Friday, September 05, 2008

Um..... yeeeeeeaaaaah.

Huh. Nice last post, Captain Bringdown.

Okay, I was in a really crappy, sick, angry place. But I'm much, much better now.

Lots of big changes in my world. My oldest kids turned 19 in March, and I was feeling old, so I went a little crazy. I dyed my hair red, chopped it all off, and got another tattoo. I was afraid what people would think, but people generally seem to like the new look.

My position at that janky homecare company got eliminated due to budget constraints. It's okay, because it turned out to be the job from frickin' hell. Totally dysfunctional, stressful, and terrible for my health. Now I have a new job, and I adore it. I'm a nurse for assisted living in a Twin Cities retirement community. I've been there about 8 months, and it's totally my dream job. Awesome residents, great coworkers, healthy work environment, and the pay is pretty good. On top of it, I get to use the degree I worked so hard for! I'm leading a Bible study and developing a spiritual care program. I also coordinate the activities program for assisted living. I couldn't ask for more... this is the best job ever, and I seem to be well-suited for it. I even managed my department for 12 weeks when my supervisor went on maternity leave. That was stressful, but nothing went down in flames while she was gone.

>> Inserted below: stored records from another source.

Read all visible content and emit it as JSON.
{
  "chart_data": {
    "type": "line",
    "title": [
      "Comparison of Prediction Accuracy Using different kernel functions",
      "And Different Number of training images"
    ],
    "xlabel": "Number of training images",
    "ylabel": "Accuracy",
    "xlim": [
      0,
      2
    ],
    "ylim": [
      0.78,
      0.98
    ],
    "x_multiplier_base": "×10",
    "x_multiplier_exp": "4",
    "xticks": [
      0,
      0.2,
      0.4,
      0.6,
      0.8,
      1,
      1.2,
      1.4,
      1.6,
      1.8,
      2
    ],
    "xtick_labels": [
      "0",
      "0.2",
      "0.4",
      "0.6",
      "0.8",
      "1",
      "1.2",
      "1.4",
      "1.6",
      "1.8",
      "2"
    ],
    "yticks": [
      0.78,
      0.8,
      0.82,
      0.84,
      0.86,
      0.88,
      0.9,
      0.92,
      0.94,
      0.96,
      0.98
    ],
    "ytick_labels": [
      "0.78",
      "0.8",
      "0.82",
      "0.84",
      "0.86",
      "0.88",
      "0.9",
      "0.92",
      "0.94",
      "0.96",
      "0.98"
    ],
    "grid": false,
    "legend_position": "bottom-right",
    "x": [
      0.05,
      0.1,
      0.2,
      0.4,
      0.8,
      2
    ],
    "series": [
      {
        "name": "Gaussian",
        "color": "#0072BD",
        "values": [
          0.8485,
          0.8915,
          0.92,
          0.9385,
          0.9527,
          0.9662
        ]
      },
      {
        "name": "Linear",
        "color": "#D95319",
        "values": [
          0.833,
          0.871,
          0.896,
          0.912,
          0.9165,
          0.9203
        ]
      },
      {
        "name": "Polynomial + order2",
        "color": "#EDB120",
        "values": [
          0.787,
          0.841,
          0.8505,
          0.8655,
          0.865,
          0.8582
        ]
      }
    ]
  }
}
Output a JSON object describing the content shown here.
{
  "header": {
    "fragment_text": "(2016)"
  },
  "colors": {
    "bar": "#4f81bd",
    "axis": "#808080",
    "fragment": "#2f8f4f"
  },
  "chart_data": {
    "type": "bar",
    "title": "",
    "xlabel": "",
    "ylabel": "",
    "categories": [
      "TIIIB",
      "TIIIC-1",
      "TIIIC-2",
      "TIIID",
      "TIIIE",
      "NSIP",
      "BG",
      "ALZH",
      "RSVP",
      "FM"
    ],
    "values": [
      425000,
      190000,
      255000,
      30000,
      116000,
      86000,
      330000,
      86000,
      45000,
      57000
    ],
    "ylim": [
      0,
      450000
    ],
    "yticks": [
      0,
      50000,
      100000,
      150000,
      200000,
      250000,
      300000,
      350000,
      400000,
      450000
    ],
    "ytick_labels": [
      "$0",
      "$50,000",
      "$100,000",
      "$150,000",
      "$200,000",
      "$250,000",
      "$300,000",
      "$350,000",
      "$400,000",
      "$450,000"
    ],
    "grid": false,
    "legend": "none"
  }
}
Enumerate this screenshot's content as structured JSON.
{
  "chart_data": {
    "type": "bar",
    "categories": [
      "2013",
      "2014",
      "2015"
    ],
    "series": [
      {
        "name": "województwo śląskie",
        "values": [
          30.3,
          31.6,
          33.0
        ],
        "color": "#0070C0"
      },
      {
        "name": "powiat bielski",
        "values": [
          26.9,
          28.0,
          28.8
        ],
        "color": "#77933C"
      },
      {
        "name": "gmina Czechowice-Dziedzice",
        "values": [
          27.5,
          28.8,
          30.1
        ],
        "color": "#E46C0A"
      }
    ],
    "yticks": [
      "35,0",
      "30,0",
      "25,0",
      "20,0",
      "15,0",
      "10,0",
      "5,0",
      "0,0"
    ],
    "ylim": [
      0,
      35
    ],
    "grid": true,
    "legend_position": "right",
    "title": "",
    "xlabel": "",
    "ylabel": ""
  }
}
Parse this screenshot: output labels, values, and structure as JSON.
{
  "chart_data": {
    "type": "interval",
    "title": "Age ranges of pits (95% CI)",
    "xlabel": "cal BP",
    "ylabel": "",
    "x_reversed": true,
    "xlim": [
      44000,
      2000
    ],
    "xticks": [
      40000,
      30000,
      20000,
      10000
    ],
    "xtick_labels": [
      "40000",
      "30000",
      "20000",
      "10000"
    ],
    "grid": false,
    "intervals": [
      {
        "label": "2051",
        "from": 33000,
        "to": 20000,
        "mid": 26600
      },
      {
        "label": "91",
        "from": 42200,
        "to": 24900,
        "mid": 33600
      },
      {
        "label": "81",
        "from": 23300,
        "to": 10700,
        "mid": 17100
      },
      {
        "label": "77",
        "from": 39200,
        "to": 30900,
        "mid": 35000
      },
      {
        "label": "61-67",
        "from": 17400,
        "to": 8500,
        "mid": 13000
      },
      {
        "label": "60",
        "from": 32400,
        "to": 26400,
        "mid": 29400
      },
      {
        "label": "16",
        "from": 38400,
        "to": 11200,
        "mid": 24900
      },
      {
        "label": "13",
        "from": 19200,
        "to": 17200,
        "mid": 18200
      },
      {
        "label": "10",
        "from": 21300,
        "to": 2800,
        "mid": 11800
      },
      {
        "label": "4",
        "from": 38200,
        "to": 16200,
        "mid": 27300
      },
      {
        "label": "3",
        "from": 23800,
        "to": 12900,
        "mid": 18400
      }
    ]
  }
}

I'm seeing someone new. It's kind of a different situation... we've been friends for almost 2 years, and eventually realized that we both wanted more. We were just as surprised as anyone else. He's a great guy... very open and honest, very sweet, romantic and affectionate, always positive and optimistic, and he makes me laugh my ass off. There's nothing we can't say, nothing we can't talk about, no fear, and absolutely no ego between us. I can do something totally stupid and know that he's going to treat me with respect, gentlness and love. I also know that if something tough needs to be said, he's going to say it immediately instead of stewing over it and letting it fester until it damages our relationship. Best of all, he adores my kids and they adore him. It feels so good to be able to be open about our relationship... the last one I was in was pretty clandestine. He didn't want anyone he knew to know we were together, even though we'd been together for quite a while and thought we could spend the rest of our lives together. I couldn't see him when his kids were around. I always felt like his dirty little secret. With this man, I've met all his friends and his entire family, and he's proud to introduce me as his girlfriend. He makes me really, really happy.

That's the big update in a nutshell. I'm in a much better, much happier, much more settled place, and I'm damn glad to be here.